Гарбуз продолжал изучающе рассматривать Ромашкина. Лицо лейтенанта было усталым, под глазами тени, за неполных четыре месяца службы в разведке кожа на щеках побелела, невольно представил его мертвым: «Будет такой же, как сейчас, бледный, с зеленоватым оттенком, только закроет глаза». Этого молодого командира Гарбуз любил, радовался его удачливости и, по правде говоря, побаивался, что однажды эта удачливость может изменить лейтенанту.
Не хотелось подвергать Ромашкина дополнительному риску, но чувство долга взяло верх: рассказал, чего ждут от разведчиков товарищи.
Говорил он спокойно, неторопливо, и Василий втайне досадовал: «Чего тянет резину? Надо — значит, надо». С напускной небрежностью сказал:
— Сдернем мы этот флаг, товарищ комиссар, не беспокойтесь!

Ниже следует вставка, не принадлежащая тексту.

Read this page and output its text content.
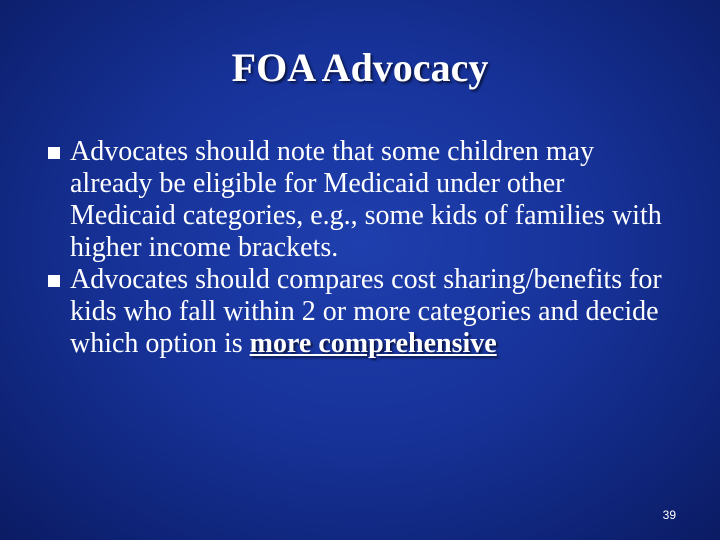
FOA Advocacy
Advocates should note that some children may already be eligible for Medicaid under other Medicaid categories, e.g., some kids of families with higher income brackets.
Advocates should compares cost sharing/benefits for kids who fall within 2 or more categories and decide which option is more comprehensive
39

— Не так просто, — возразил Гарбуз. — Да и времени у вас маловато. Ночью немцы сами флаг снимут. Они педантичные, обязательно снимут в двадцать четыре ноль-ноль. Значит, вы располагаете лишь четырьмя — пятью часами темноты. Исходя из этого, тщательно все обдумать надо.
И по пути к своей землянке Ромашкин обдумывал, как ему действовать. Флаг, конечно, охраняется специальным караулом. Туда назначены отборные солдаты. Как несут они службу: ходит часовой по тропе или сидит в окопе? Где отдыхающая смена караула — далеко или близко от часового? Все это станет ясно только там, в расположении врага. Придется создать две группы захвата, человека по два в каждой. Эти группы обойдут высоту с противоположных сторон и там увидят, которой из них удобнее напасть на часового. А пока одна группа будет заниматься часовым, другая кинется к флагу, спустит его и унесет. На случай, если осуществить такой маневр втихую не удастся, должна быть третья группа — специально для блокировки караула…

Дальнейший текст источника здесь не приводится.